The US survey revealed that 16.1% of respondents had ever been in a “heated argument” with a sex worker, but only 3.4% had been in a “violent confrontation.” These figures are less useful than they should have been, because they did not specify whether the conflict or violence came from the sex worker or the client, and whether the sex worker was male (more likely to resort to threats and violence) or female.

A brief concluding chapter ties together the threads of this investigation and again warns us that poor public policy comes out of ideologically motivated “stereotype, falsehood, and generalization” concerning clients of paid sex. Their data proves conclusively that clients are not the chief source of the exploitation and violence that characterizes some segments of the sex industry. In a fully decriminalized context, where they feel free to report abuses to the authorities, clients can be a key part of the solution.

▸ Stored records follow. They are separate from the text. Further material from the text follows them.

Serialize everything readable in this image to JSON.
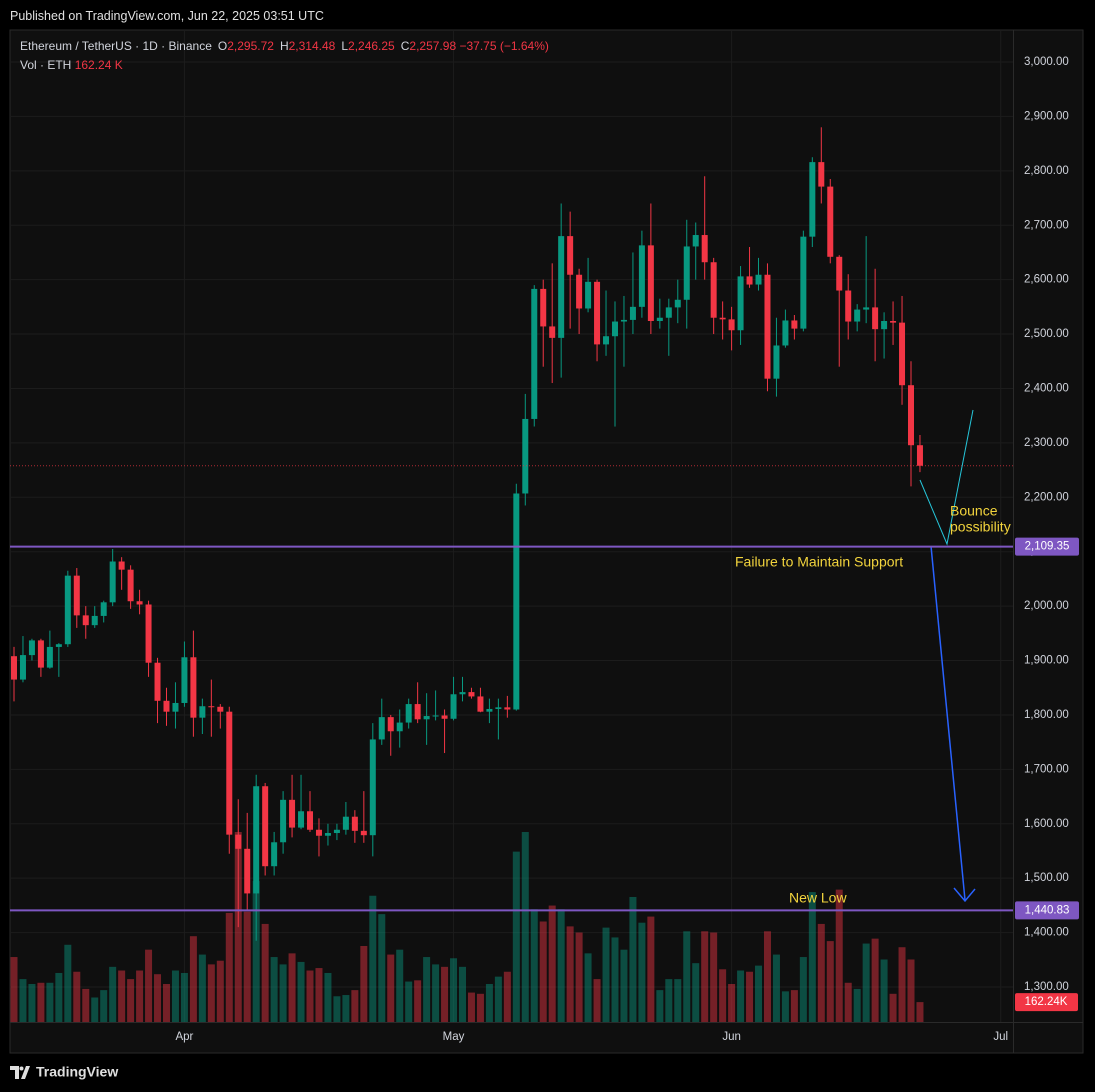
{
  "header": {
    "published": "Published on TradingView.com, Jun 22, 2025 03:51 UTC",
    "symbol": "Ethereum / TetherUS · 1D · Binance",
    "ohlc": [
      {
        "label": "O",
        "value": "2,295.72"
      },
      {
        "label": "H",
        "value": "2,314.48"
      },
      {
        "label": "L",
        "value": "2,246.25"
      },
      {
        "label": "C",
        "value": "2,257.98"
      }
    ],
    "change": "−37.75 (−1.64%)",
    "volume_name": "Vol · ETH",
    "volume_value": "162.24 K"
  },
  "footer": {
    "brand": "TradingView"
  },
  "chart_data": {
    "type": "candlestick",
    "up_color": "#089981",
    "down_color": "#f23645",
    "grid": true,
    "categories": [
      null,
      null,
      null,
      null,
      null,
      null,
      null,
      null,
      null,
      null,
      null,
      null,
      null,
      null,
      null,
      null,
      null,
      null,
      null,
      "Apr",
      null,
      null,
      null,
      null,
      null,
      null,
      null,
      null,
      null,
      null,
      null,
      null,
      null,
      null,
      null,
      null,
      null,
      null,
      null,
      null,
      null,
      null,
      null,
      null,
      null,
      null,
      null,
      null,
      null,
      "May",
      null,
      null,
      null,
      null,
      null,
      null,
      null,
      null,
      null,
      null,
      null,
      null,
      null,
      null,
      null,
      null,
      null,
      null,
      null,
      null,
      null,
      null,
      null,
      null,
      null,
      null,
      null,
      null,
      null,
      null,
      "Jun",
      null,
      null,
      null,
      null,
      null,
      null,
      null,
      null,
      null,
      null,
      null,
      null,
      null,
      null,
      null,
      null,
      null,
      null,
      null,
      null,
      null,
      null,
      null,
      null,
      null,
      null,
      null,
      null,
      null,
      "Jul"
    ],
    "open": [
      1908,
      1865,
      1910,
      1937,
      1887,
      1925,
      1930,
      2056,
      1983,
      1965,
      1982,
      2007,
      2082,
      2067,
      2009,
      2003,
      1896,
      1826,
      1806,
      1822,
      1906,
      1795,
      1816,
      1815,
      1806,
      1580,
      1554,
      1472,
      1669,
      1522,
      1566,
      1644,
      1593,
      1623,
      1589,
      1578,
      1583,
      1589,
      1613,
      1587,
      1579,
      1755,
      1796,
      1770,
      1786,
      1820,
      1792,
      1798,
      1799,
      1793,
      1838,
      1842,
      1834,
      1806,
      1811,
      1814,
      1810,
      2207,
      2344,
      2583,
      2514,
      2493,
      2680,
      2609,
      2547,
      2596,
      2481,
      2496,
      2523,
      2526,
      2550,
      2663,
      2524,
      2530,
      2549,
      2563,
      2661,
      2682,
      2632,
      2530,
      2527,
      2507,
      2606,
      2591,
      2609,
      2418,
      2479,
      2525,
      2510,
      2679,
      2816,
      2771,
      2642,
      2580,
      2523,
      2545,
      2549,
      2509,
      2524,
      2521,
      2406,
      2295.72,
      null,
      null,
      null,
      null,
      null,
      null,
      null,
      null,
      null
    ],
    "high": [
      1925,
      1945,
      1940,
      1940,
      1955,
      1932,
      2065,
      2070,
      2000,
      2000,
      2010,
      2105,
      2090,
      2075,
      2030,
      2010,
      1905,
      1850,
      1860,
      1935,
      1955,
      1830,
      1865,
      1820,
      1815,
      1645,
      1620,
      1690,
      1675,
      1585,
      1660,
      1690,
      1690,
      1660,
      1610,
      1600,
      1600,
      1640,
      1625,
      1660,
      1785,
      1830,
      1800,
      1810,
      1830,
      1860,
      1840,
      1845,
      1810,
      1870,
      1870,
      1850,
      1850,
      1830,
      1830,
      1835,
      2225,
      2390,
      2590,
      2600,
      2630,
      2740,
      2725,
      2620,
      2640,
      2600,
      2580,
      2560,
      2570,
      2650,
      2690,
      2740,
      2565,
      2565,
      2600,
      2710,
      2705,
      2790,
      2640,
      2560,
      2550,
      2625,
      2660,
      2640,
      2630,
      2530,
      2545,
      2535,
      2690,
      2825,
      2880,
      2785,
      2645,
      2610,
      2555,
      2680,
      2620,
      2540,
      2560,
      2570,
      2450,
      2314.48,
      null,
      null,
      null,
      null,
      null,
      null,
      null,
      null,
      null
    ],
    "low": [
      1825,
      1860,
      1900,
      1870,
      1885,
      1870,
      1925,
      1960,
      1940,
      1960,
      1970,
      2000,
      2030,
      1995,
      1985,
      1870,
      1785,
      1780,
      1775,
      1815,
      1760,
      1765,
      1760,
      1775,
      1545,
      1410,
      1440,
      1385,
      1505,
      1505,
      1545,
      1575,
      1590,
      1585,
      1540,
      1560,
      1570,
      1580,
      1565,
      1565,
      1540,
      1745,
      1725,
      1740,
      1775,
      1785,
      1745,
      1790,
      1730,
      1790,
      1825,
      1830,
      1805,
      1785,
      1755,
      1795,
      1808,
      2185,
      2330,
      2440,
      2410,
      2420,
      2510,
      2500,
      2540,
      2450,
      2460,
      2330,
      2440,
      2500,
      2530,
      2500,
      2510,
      2460,
      2520,
      2510,
      2600,
      2600,
      2500,
      2490,
      2470,
      2480,
      2585,
      2580,
      2395,
      2385,
      2475,
      2490,
      2505,
      2660,
      2740,
      2630,
      2440,
      2490,
      2505,
      2520,
      2450,
      2455,
      2480,
      2370,
      2220,
      2246.25,
      null,
      null,
      null,
      null,
      null,
      null,
      null,
      null,
      null
    ],
    "close": [
      1865,
      1910,
      1937,
      1887,
      1925,
      1930,
      2056,
      1983,
      1965,
      1982,
      2007,
      2082,
      2067,
      2009,
      2003,
      1896,
      1826,
      1806,
      1822,
      1906,
      1795,
      1816,
      1815,
      1806,
      1580,
      1554,
      1472,
      1669,
      1522,
      1566,
      1644,
      1593,
      1623,
      1589,
      1578,
      1583,
      1589,
      1613,
      1587,
      1579,
      1755,
      1796,
      1770,
      1786,
      1820,
      1792,
      1798,
      1799,
      1793,
      1838,
      1842,
      1834,
      1806,
      1811,
      1814,
      1810,
      2207,
      2344,
      2583,
      2514,
      2493,
      2680,
      2609,
      2547,
      2596,
      2481,
      2496,
      2523,
      2526,
      2550,
      2663,
      2524,
      2530,
      2549,
      2563,
      2661,
      2682,
      2632,
      2530,
      2527,
      2507,
      2606,
      2591,
      2609,
      2418,
      2479,
      2525,
      2510,
      2679,
      2816,
      2771,
      2642,
      2580,
      2523,
      2545,
      2549,
      2509,
      2524,
      2521,
      2406,
      2295.72,
      2257.98,
      null,
      null,
      null,
      null,
      null,
      null,
      null,
      null,
      null
    ],
    "volume": {
      "values": [
        530,
        350,
        310,
        320,
        320,
        400,
        630,
        410,
        270,
        200,
        260,
        450,
        420,
        350,
        420,
        590,
        390,
        310,
        420,
        400,
        700,
        550,
        470,
        500,
        890,
        1550,
        900,
        1150,
        800,
        530,
        470,
        560,
        490,
        420,
        440,
        400,
        210,
        220,
        260,
        620,
        1030,
        880,
        550,
        590,
        330,
        340,
        530,
        470,
        450,
        520,
        450,
        240,
        230,
        310,
        370,
        410,
        1390,
        1550,
        920,
        820,
        950,
        920,
        780,
        730,
        560,
        350,
        770,
        690,
        590,
        1020,
        810,
        860,
        260,
        350,
        350,
        740,
        480,
        740,
        730,
        430,
        310,
        420,
        410,
        460,
        740,
        550,
        250,
        260,
        530,
        1060,
        800,
        660,
        1080,
        320,
        270,
        640,
        680,
        510,
        230,
        610,
        510,
        162.24,
        null,
        null,
        null,
        null,
        null,
        null,
        null,
        null,
        null
      ],
      "last_label": "162.24K"
    },
    "ylim": [
      1235.7,
      3058.8
    ],
    "yticks": [
      {
        "value": 1300,
        "label": "1,300.00"
      },
      {
        "value": 1400,
        "label": "1,400.00"
      },
      {
        "value": 1500,
        "label": "1,500.00"
      },
      {
        "value": 1600,
        "label": "1,600.00"
      },
      {
        "value": 1700,
        "label": "1,700.00"
      },
      {
        "value": 1800,
        "label": "1,800.00"
      },
      {
        "value": 1900,
        "label": "1,900.00"
      },
      {
        "value": 2000,
        "label": "2,000.00"
      },
      {
        "value": 2100,
        "label": "2,100.00"
      },
      {
        "value": 2200,
        "label": "2,200.00"
      },
      {
        "value": 2300,
        "label": "2,300.00"
      },
      {
        "value": 2400,
        "label": "2,400.00"
      },
      {
        "value": 2500,
        "label": "2,500.00"
      },
      {
        "value": 2600,
        "label": "2,600.00"
      },
      {
        "value": 2700,
        "label": "2,700.00"
      },
      {
        "value": 2800,
        "label": "2,800.00"
      },
      {
        "value": 2900,
        "label": "2,900.00"
      },
      {
        "value": 3000,
        "label": "3,000.00"
      }
    ],
    "levels": [
      {
        "value": 2109.35,
        "label": "2,109.35",
        "color": "#7e57c2"
      },
      {
        "value": 1440.83,
        "label": "1,440.83",
        "color": "#7e57c2"
      }
    ],
    "annotations": [
      {
        "text": [
          "Bounce",
          "possibility"
        ],
        "color": "#f2d43d"
      },
      {
        "text": "Failure to Maintain Support",
        "color": "#f2d43d"
      },
      {
        "text": "New Low",
        "color": "#f2d43d"
      }
    ]
  }
}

I have noted a few places where I wish we had more granular data. My largest criticism is that the authors should have made a greater effort to recruit more gay and bi-sexual users of online platforms, who would likely confound the reductive feminist shibboleths about power and control even more resoundingly than straight men. The UK data about lesbian or bi-sexual women purchasing sex from other women is intriguing, but the number responding (eight) is too small for us to conclude very much about this phenomenon. As the old sexual and gender binaries break down, sex workers may provide a key role in allowing previously straight men and women to broaden their horizons of attraction and self-fulfillment by experimenting with alternative desires, ethnicities, and body types. Not every bi-curious man is ready to put his profile out on Grindr.